My old trading desk required 10:1 ($10 annual return for each dollar of max. drawdown). If you look at CTA and hedge fund rankings the better ones are between 3:1 and 6:1.
I typically like a maxdd of less than twenty percent of equity allocation per position size. That, sharpe ratio and profit factor are major contributors to a system's viability, among others. I also think a lower win percentage is mutually inclusive with longer dd's.
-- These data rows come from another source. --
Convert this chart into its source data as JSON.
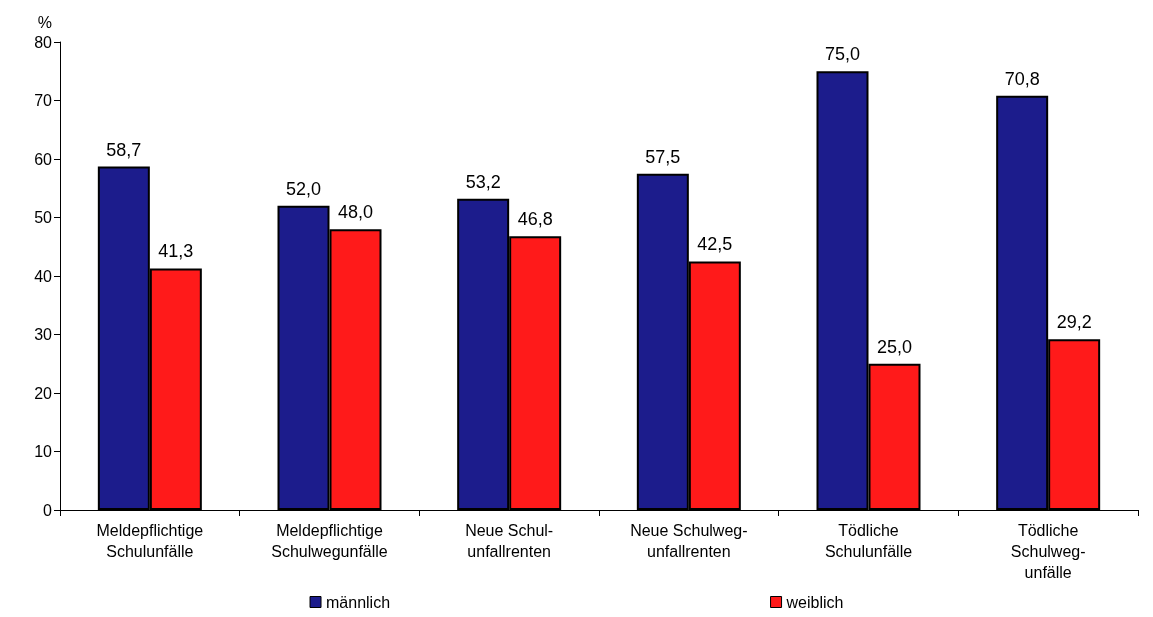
{
  "chart_data": {
    "type": "bar",
    "ylabel": "%",
    "categories": [
      "Meldepflichtige\nSchulunfälle",
      "Meldepflichtige\nSchulwegunfälle",
      "Neue Schul-\nunfallrenten",
      "Neue Schulweg-\nunfallrenten",
      "Tödliche\nSchulunfälle",
      "Tödliche\nSchulweg-\nunfälle"
    ],
    "series": [
      {
        "name": "männlich",
        "color": "#1c1c8c",
        "values": [
          58.7,
          52.0,
          53.2,
          57.5,
          75.0,
          70.8
        ],
        "value_labels": [
          "58,7",
          "52,0",
          "53,2",
          "57,5",
          "75,0",
          "70,8"
        ]
      },
      {
        "name": "weiblich",
        "color": "#ff1a1a",
        "values": [
          41.3,
          48.0,
          46.8,
          42.5,
          25.0,
          29.2
        ],
        "value_labels": [
          "41,3",
          "48,0",
          "46,8",
          "42,5",
          "25,0",
          "29,2"
        ]
      }
    ],
    "ylim": [
      0,
      80
    ],
    "yticks": [
      0,
      10,
      20,
      30,
      40,
      50,
      60,
      70,
      80
    ],
    "grid": false,
    "legend": "bottom"
  }
}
The point at which your skin starts to tingle, you get light-headed, you break out into a sweat, the screen begins to swim in front of your eyes, and you begin to feel as though you're going to throw up. --Db
This applies to U.S. stocks. Japanese stocks yield zero % for the last 20 years. Beside return and max DD, another figure is important - the length of the flat period. Acceptable Max DD? Depends on how much are you willing to risk. It's subjective. What's better: - earn 25% p.a. with 40% max DD or - earn 15% p.a. with 15% max DD ?
market surfer no talking around: what did you find not accurate in my post? if i was wrong please tell me where. peace
That's an easy one. The 15/15 is a superior strategy. If you use notional funding at a 2:1 ratio on the second strategy versus the first, then the 15% p.a. becomes 30% and the max. DD only grows to 30%. Beats the first strategy in both return and risk.